In the BOLST.TXT file, there are also as many rows of BOLST modules used to define the parameters of these modules. The format of this file must be respected. In particular it must be found on each line (illustrated in the example provided):

This line is read in the format: (A20,1X,A36,1X,F7.3,1X,2(I2,1X),I4,1X,3(I2,1X),I2) QPRISE_02092001.TXT: the file name up to 20 characters (2(I2,1X),I4,1X,3(I2,1X),F10.3): the read format with up to 36 characters 1.000: an additional scaling factor which will multiply to that of the specific parameters of this BOLST module, in F7.3 format. 02/09/2001 01:00:00: a reference time, which will be subtracted from the times read on the lines of the .TXT file, in format 2(I2,1X),I4,1X,3 (I2,1X) 2: the number of the BOLST module, since we can have several ones, in format I2

The number of the BOLST module is the number in the order of the control modules defined in the SIC interfaces. They can be in the natural order 1 to n, which is the most classic or in any order if for one reason or another it is simpler so. We can also put the number 0, for all, in this case they will be applied in the order of the lines read.

In the BOLST.TXT file you can put comment lines that begin with the characters %, ! or / in the first column.

The version of Fluvia and/or Sirene used is free except the above notice on Digital or Intel to have the possibility to use the same .TXT file several times by different BOLST modules.

The formats of the BOLST.TXT file and other files containing the data must be stricktly respected since Fortran programs Fluvia and Sirene are strict when reading such files.

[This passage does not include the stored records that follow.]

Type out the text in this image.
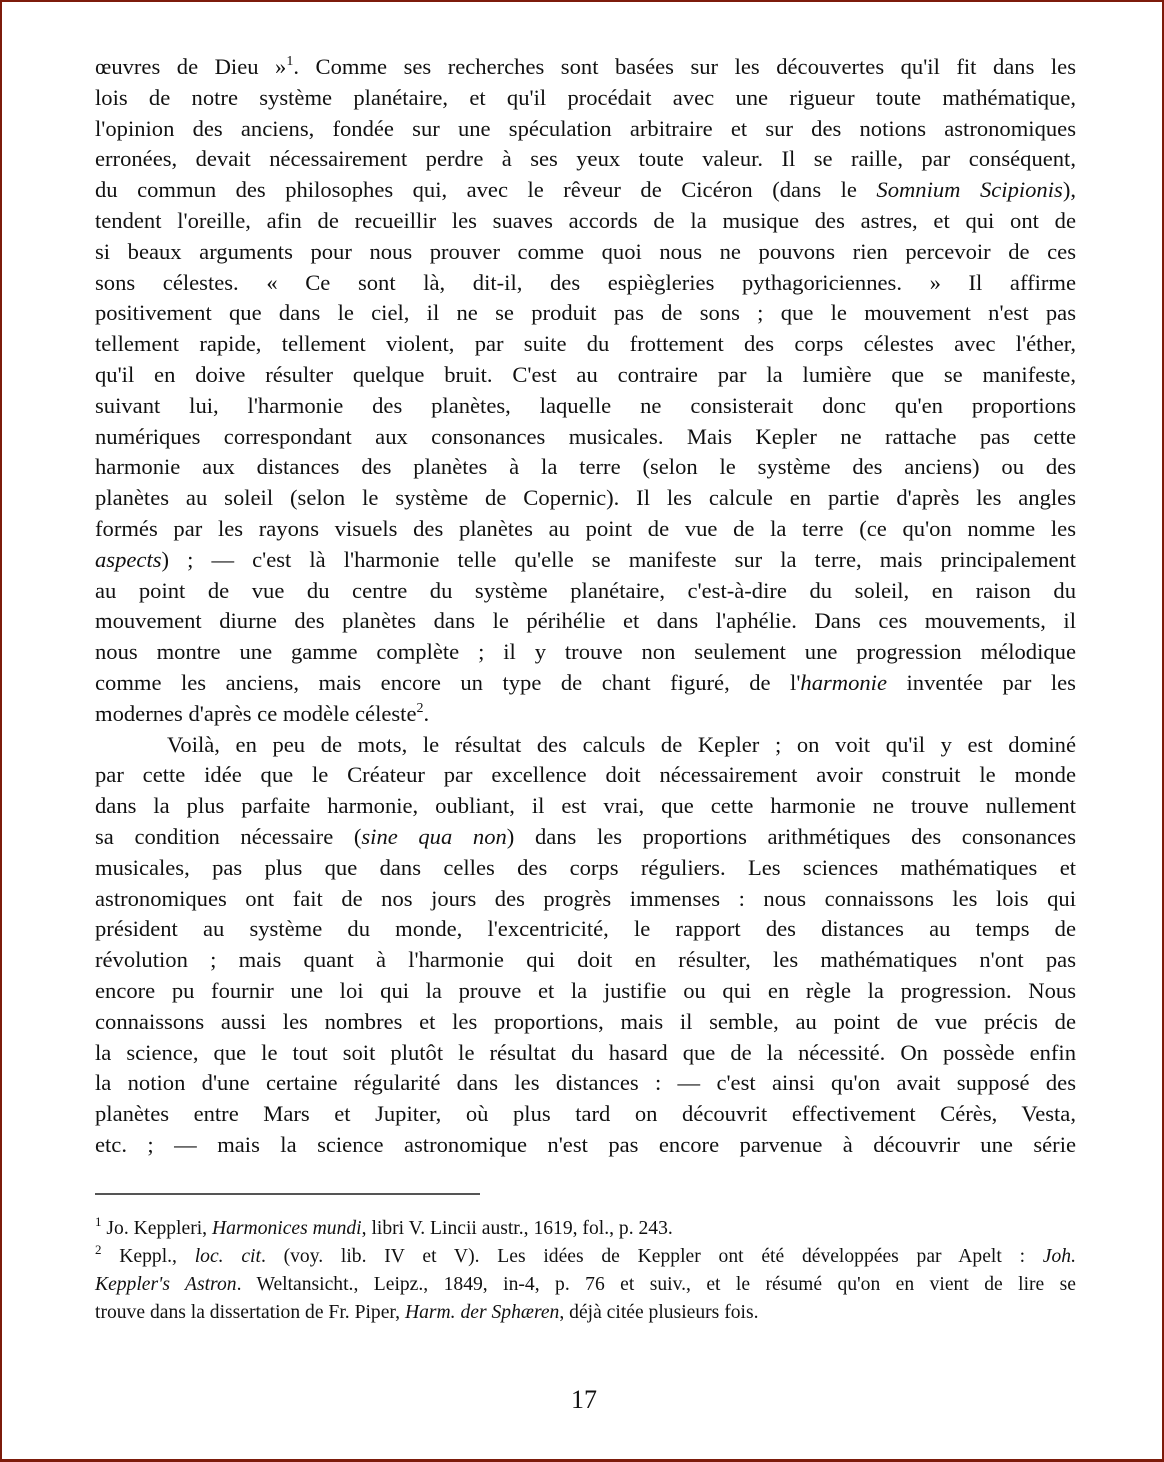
œuvres de Dieu »$^1$. Comme ses recherches sont basées sur les découvertes qu'il fit dans les
lois de notre système planétaire, et qu'il procédait avec une rigueur toute mathématique,
l'opinion des anciens, fondée sur une spéculation arbitraire et sur des notions astronomiques
erronées, devait nécessairement perdre à ses yeux toute valeur. Il se raille, par conséquent,
du commun des philosophes qui, avec le rêveur de Cicéron (dans le Somnium Scipionis),
tendent l'oreille, afin de recueillir les suaves accords de la musique des astres, et qui ont de
si beaux arguments pour nous prouver comme quoi nous ne pouvons rien percevoir de ces
sons célestes. « Ce sont là, dit-il, des espiègleries pythagoriciennes. » Il affirme
positivement que dans le ciel, il ne se produit pas de sons ; que le mouvement n'est pas
tellement rapide, tellement violent, par suite du frottement des corps célestes avec l'éther,
qu'il en doive résulter quelque bruit. C'est au contraire par la lumière que se manifeste,
suivant lui, l'harmonie des planètes, laquelle ne consisterait donc qu'en proportions
numériques correspondant aux consonances musicales. Mais Kepler ne rattache pas cette
harmonie aux distances des planètes à la terre (selon le système des anciens) ou des
planètes au soleil (selon le système de Copernic). Il les calcule en partie d'après les angles
formés par les rayons visuels des planètes au point de vue de la terre (ce qu'on nomme les
aspects) ; — c'est là l'harmonie telle qu'elle se manifeste sur la terre, mais principalement
au point de vue du centre du système planétaire, c'est-à-dire du soleil, en raison du
mouvement diurne des planètes dans le périhélie et dans l'aphélie. Dans ces mouvements, il
nous montre une gamme complète ; il y trouve non seulement une progression mélodique
comme les anciens, mais encore un type de chant figuré, de l'harmonie inventée par les
modernes d'après ce modèle céleste$^2$.
Voilà, en peu de mots, le résultat des calculs de Kepler ; on voit qu'il y est dominé
par cette idée que le Créateur par excellence doit nécessairement avoir construit le monde
dans la plus parfaite harmonie, oubliant, il est vrai, que cette harmonie ne trouve nullement
sa condition nécessaire (sine qua non) dans les proportions arithmétiques des consonances
musicales, pas plus que dans celles des corps réguliers. Les sciences mathématiques et
astronomiques ont fait de nos jours des progrès immenses : nous connaissons les lois qui
président au système du monde, l'excentricité, le rapport des distances au temps de
révolution ; mais quant à l'harmonie qui doit en résulter, les mathématiques n'ont pas
encore pu fournir une loi qui la prouve et la justifie ou qui en règle la progression. Nous
connaissons aussi les nombres et les proportions, mais il semble, au point de vue précis de
la science, que le tout soit plutôt le résultat du hasard que de la nécessité. On possède enfin
la notion d'une certaine régularité dans les distances : — c'est ainsi qu'on avait supposé des
planètes entre Mars et Jupiter, où plus tard on découvrit effectivement Cérès, Vesta,
etc. ; — mais la science astronomique n'est pas encore parvenue à découvrir une série
$^1$ Jo. Keppleri, Harmonices mundi, libri V. Lincii austr., 1619, fol., p. 243.
$^2$ Keppl., loc. cit. (voy. lib. IV et V). Les idées de Keppler ont été développées par Apelt : Joh.
Keppler's Astron. Weltansicht., Leipz., 1849, in-4, p. 76 et suiv., et le résumé qu'on en vient de lire se
trouve dans la dissertation de Fr. Piper, Harm. der Sphæren, déjà citée plusieurs fois.
17
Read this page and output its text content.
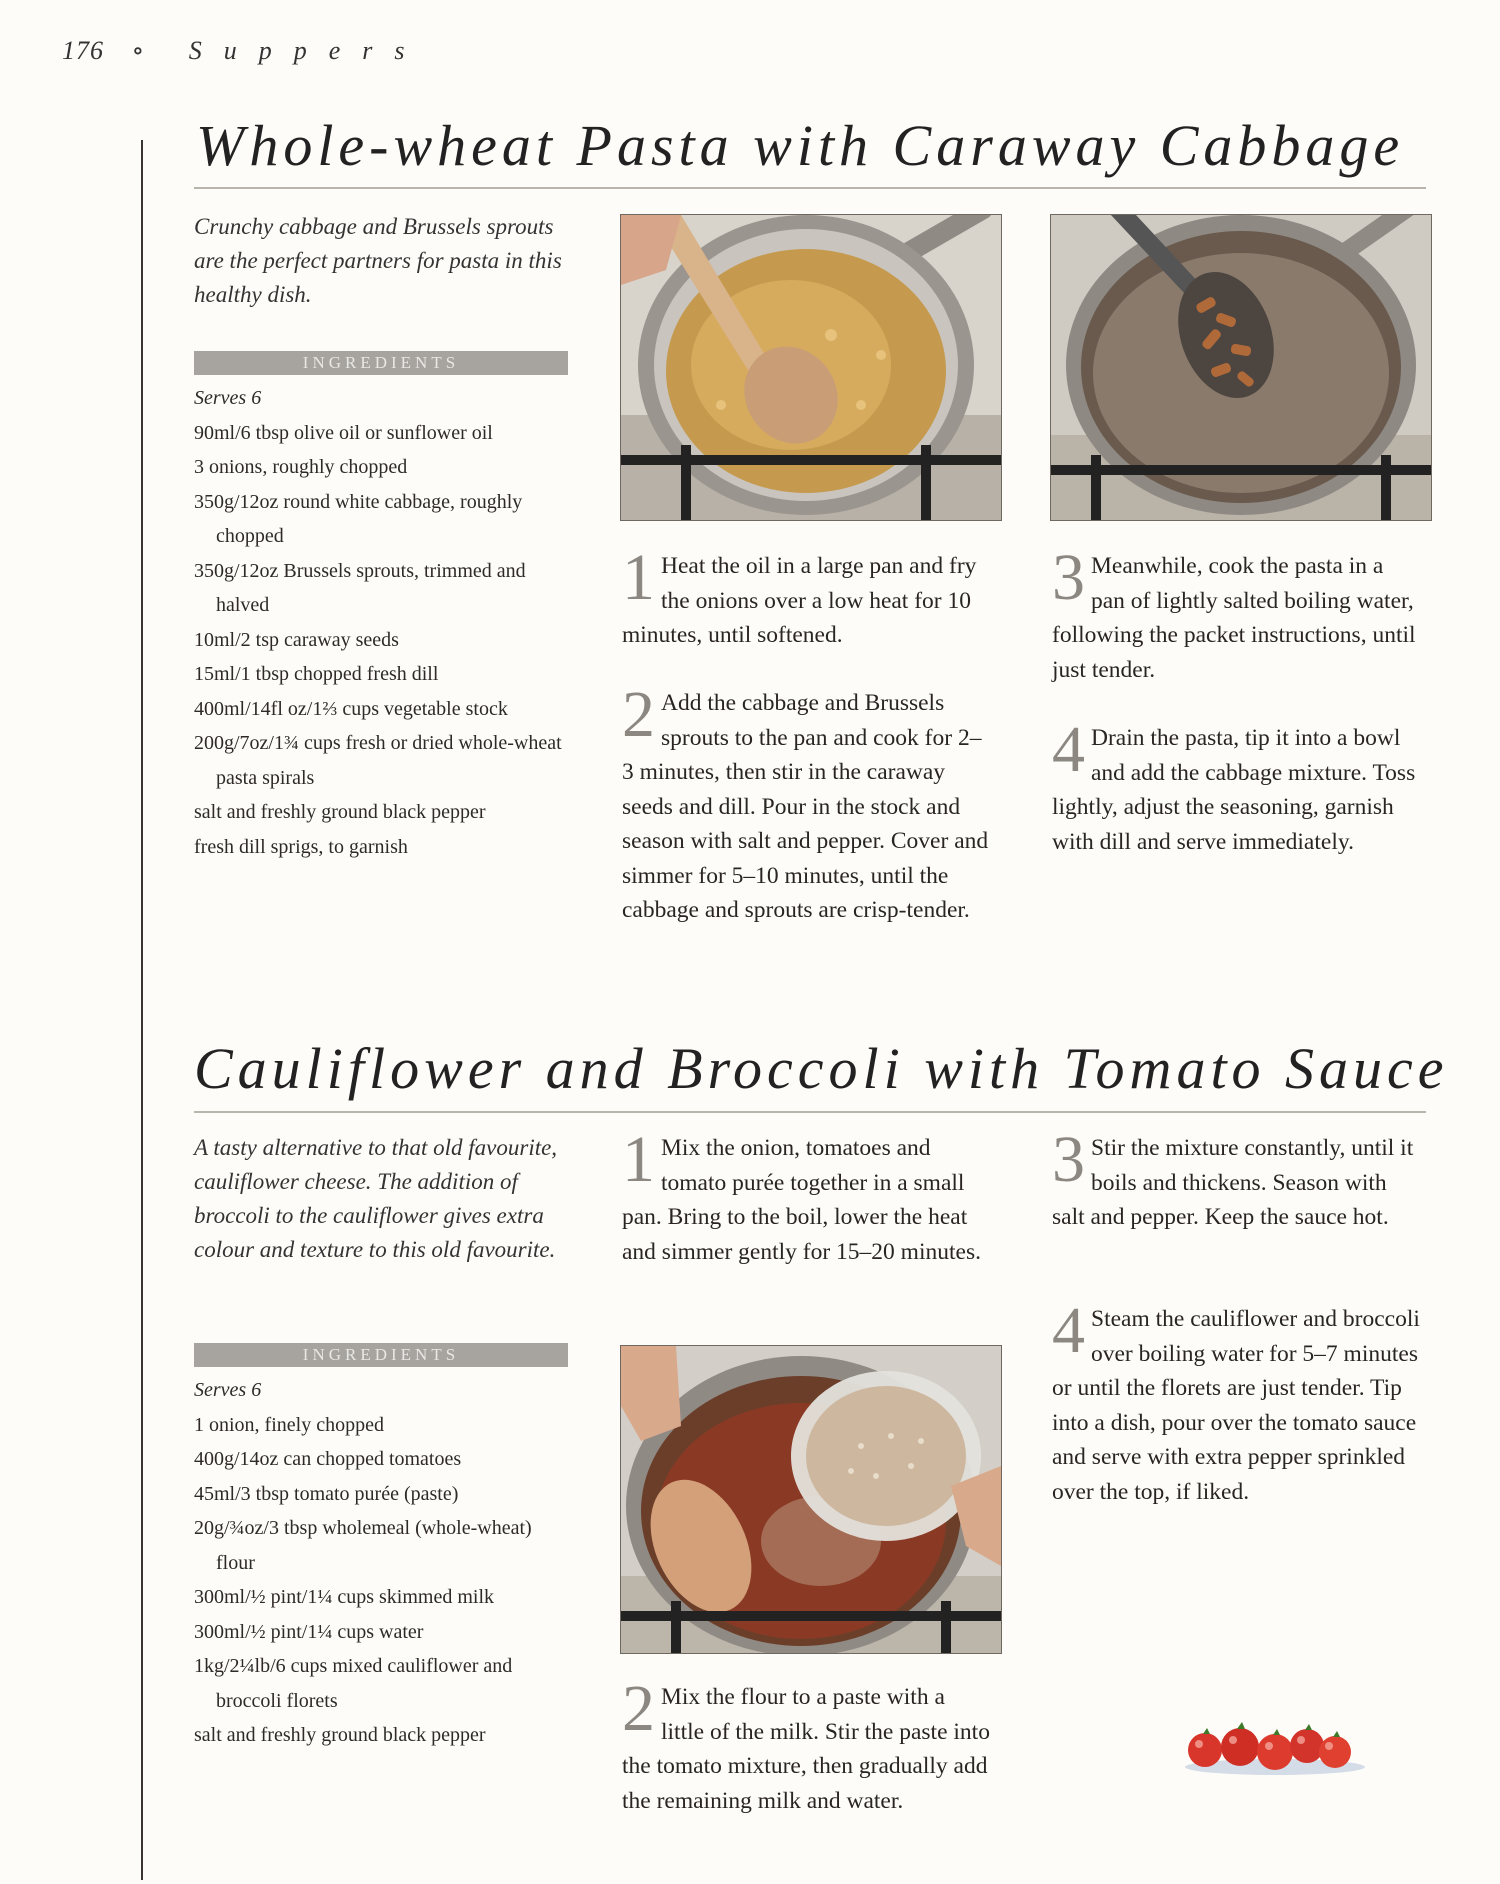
176 ∘ Suppers
Whole-wheat Pasta with Caraway Cabbage
Crunchy cabbage and Brussels sprouts are the perfect partners for pasta in this healthy dish.
INGREDIENTS
Serves 6
90ml/6 tbsp olive oil or sunflower oil
3 onions, roughly chopped
350g/12oz round white cabbage, roughly chopped
350g/12oz Brussels sprouts, trimmed and halved
10ml/2 tsp caraway seeds
15ml/1 tbsp chopped fresh dill
400ml/14fl oz/1⅔ cups vegetable stock
200g/7oz/1¾ cups fresh or dried whole-wheat pasta spirals
salt and freshly ground black pepper
fresh dill sprigs, to garnish
1 Heat the oil in a large pan and fry the onions over a low heat for 10 minutes, until softened.
2 Add the cabbage and Brussels sprouts to the pan and cook for 2–3 minutes, then stir in the caraway seeds and dill. Pour in the stock and season with salt and pepper. Cover and simmer for 5–10 minutes, until the cabbage and sprouts are crisp-tender.
3 Meanwhile, cook the pasta in a pan of lightly salted boiling water, following the packet instructions, until just tender.
4 Drain the pasta, tip it into a bowl and add the cabbage mixture. Toss lightly, adjust the seasoning, garnish with dill and serve immediately.
Cauliflower and Broccoli with Tomato Sauce
A tasty alternative to that old favourite, cauliflower cheese. The addition of broccoli to the cauliflower gives extra colour and texture to this old favourite.
INGREDIENTS
Serves 6
1 onion, finely chopped
400g/14oz can chopped tomatoes
45ml/3 tbsp tomato purée (paste)
20g/¾oz/3 tbsp wholemeal (whole-wheat) flour
300ml/½ pint/1¼ cups skimmed milk
300ml/½ pint/1¼ cups water
1kg/2¼lb/6 cups mixed cauliflower and broccoli florets
salt and freshly ground black pepper
1 Mix the onion, tomatoes and tomato purée together in a small pan. Bring to the boil, lower the heat and simmer gently for 15–20 minutes.
2 Mix the flour to a paste with a little of the milk. Stir the paste into the tomato mixture, then gradually add the remaining milk and water.
3 Stir the mixture constantly, until it boils and thickens. Season with salt and pepper. Keep the sauce hot.
4 Steam the cauliflower and broccoli over boiling water for 5–7 minutes or until the florets are just tender. Tip into a dish, pour over the tomato sauce and serve with extra pepper sprinkled over the top, if liked.
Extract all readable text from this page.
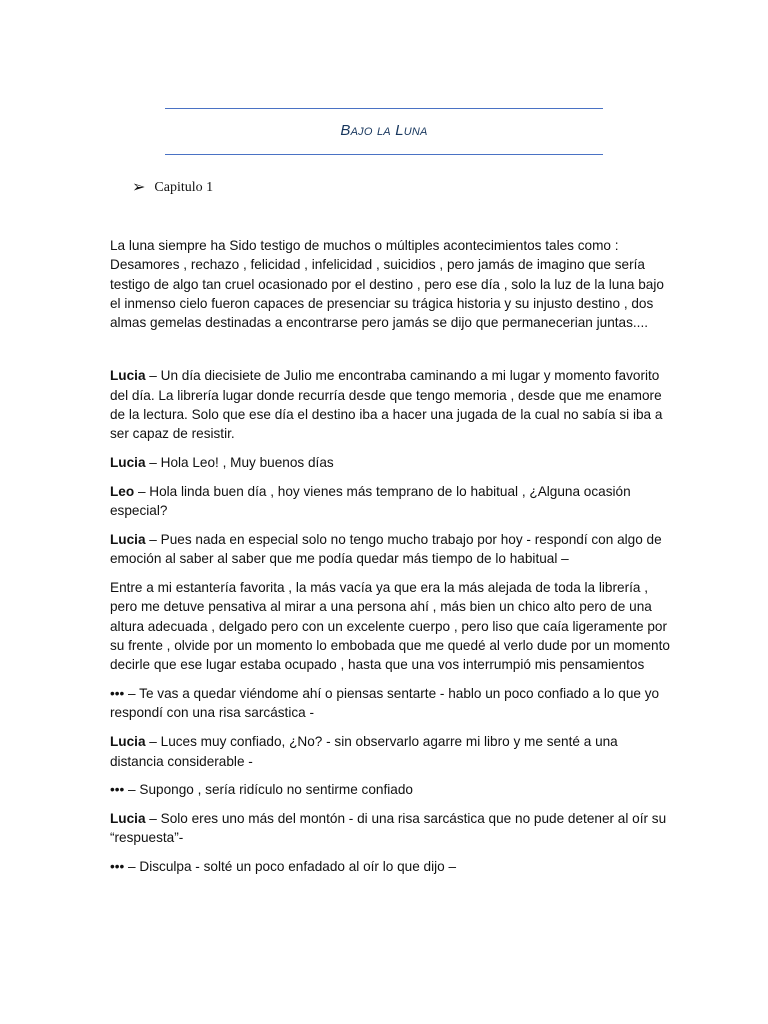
Bajo la Luna
➢ Capitulo 1

La luna siempre ha Sido testigo de muchos o múltiples acontecimientos tales como : Desamores , rechazo , felicidad , infelicidad , suicidios , pero jamás de imagino que sería testigo de algo tan cruel ocasionado por el destino , pero ese día , solo la luz de la luna bajo el inmenso cielo fueron capaces de presenciar su trágica historia y su injusto destino , dos almas gemelas destinadas a encontrarse pero jamás se dijo que permanecerian juntas....

Lucia – Un día diecisiete de Julio me encontraba caminando a mi lugar y momento favorito del día. La librería lugar donde recurría desde que tengo memoria , desde que me enamore de la lectura. Solo que ese día el destino iba a hacer una jugada de la cual no sabía si iba a ser capaz de resistir.

Lucia – Hola Leo! , Muy buenos días

Leo – Hola linda buen día , hoy vienes más temprano de lo habitual , ¿Alguna ocasión especial?

Lucia – Pues nada en especial solo no tengo mucho trabajo por hoy - respondí con algo de emoción al saber al saber que me podía quedar más tiempo de lo habitual –

Entre a mi estantería favorita , la más vacía ya que era la más alejada de toda la librería , pero me detuve pensativa al mirar a una persona ahí , más bien un chico alto pero de una altura adecuada , delgado pero con un excelente cuerpo , pero liso que caía ligeramente por su frente , olvide por un momento lo embobada que me quedé al verlo dude por un momento decirle que ese lugar estaba ocupado , hasta que una vos interrumpió mis pensamientos

••• – Te vas a quedar viéndome ahí o piensas sentarte - hablo un poco confiado a lo que yo respondí con una risa sarcástica -

Lucia – Luces muy confiado, ¿No? - sin observarlo agarre mi libro y me senté a una distancia considerable -

••• – Supongo , sería ridículo no sentirme confiado

Lucia – Solo eres uno más del montón - di una risa sarcástica que no pude detener al oír su “respuesta”-

••• – Disculpa - solté un poco enfadado al oír lo que dijo –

Soon, the date and hour format will be able to be choosen among a large list of standart formats, such as for Matlab for example:

Table 1: Standard MATLAB Date format definitions

Number String Example
=======================================
0 ’dd-mmm-yyyy HH:MM:SS’ 01-Mar-2000 15:45:17
1 ’dd-mmm-yyyy’ 01-Mar-2000
2 ’mm/dd/yy’ 03/01/00
3 ’mmm’ Mar
4 ’m’ M
5 ’mm’ 03
6 ’mm/dd’ 03/01
7 ’dd’ 01
8 ’ddd’ Wed
9 ’d’ W
10 ’yyyy’ 2000
11 ’yy’ 00
12 ’mmmyy’ Mar00
13 ’HH:MM:SS’ 15:45:17
14 ’HH:MM:SS PM’ 3:45:17 PM
15 ’HH:MM’ 15:45
16 ’HH:MM PM’ 3:45 PM
17 ’QQ-YY’ Q1-96
18 ’QQ’ Q1
19 ’dd/mm’ 01/03
20 ’dd/mm/yy’ 01/03/00
21 ’mmm.dd,yyyy HH:MM:SS’ Mar.01,2000 15:45:17
22 ’mmm.dd,yyyy’ Mar.01,2000
23 ’mm/dd/yyyy’ 03/01/2000
24 ’dd/mm/yyyy’ 01/03/2000
25 ’yy/mm/dd’ 00/03/01
26 ’yyyy/mm/dd’ 2000/03/01
27 ’QQ-YYYY’ Q1-1996
28 ’mmmyyyy’ Mar2000
29 (ISO 8601) ’yyyy-mm-dd’ 2000-03-01
30 (ISO 8601) ’yyyymmddTHHMMSS’ 20000301T154517
31 ’yyyy-mm-dd HH:MM:SS’ 2000-03-01 15:45:17

Table 2: Free-form date format symbols

Symbol Interpretation of format symbol
=======================================
yyyy full year, e.g. 1990, 2000, 2002
yy partial year, e.g. 90, 00, 02
mmmm full name of the month, according to the calendar locale, e.g.
"March", "April" in the UK and USA English locales.
mmm first three letters of the month, according to the calendar
locale, e.g. "Mar", "Apr" in the UK and USA English locales.
or ../12/..
m capitalized first letter of the month, according to the
calendar locale; for backwards compatibility.
dddd full name of the weekday, according to the calendar locale, eg.
"Monday", "Tueday", for the UK and USA calendar locales.
ddd first three letters of the weekday, according to the calendar
locale, eg. "Mon", "Tue", for the UK and USA calendar locales.
05/../.. or 20/../..
d capitalised first letter of the weekday; for backwards
compatibility
HH hour of the day, according to the time format. In case the time
format AM | PM is set, HH does not pad with leading zeros. In
case AM | PM is not set, display the hour of the day, padded
with leading zeros. e.g 10:20 PM, which is equivalent to 22:20;
9:00 AM, which is equivalent to 09:00.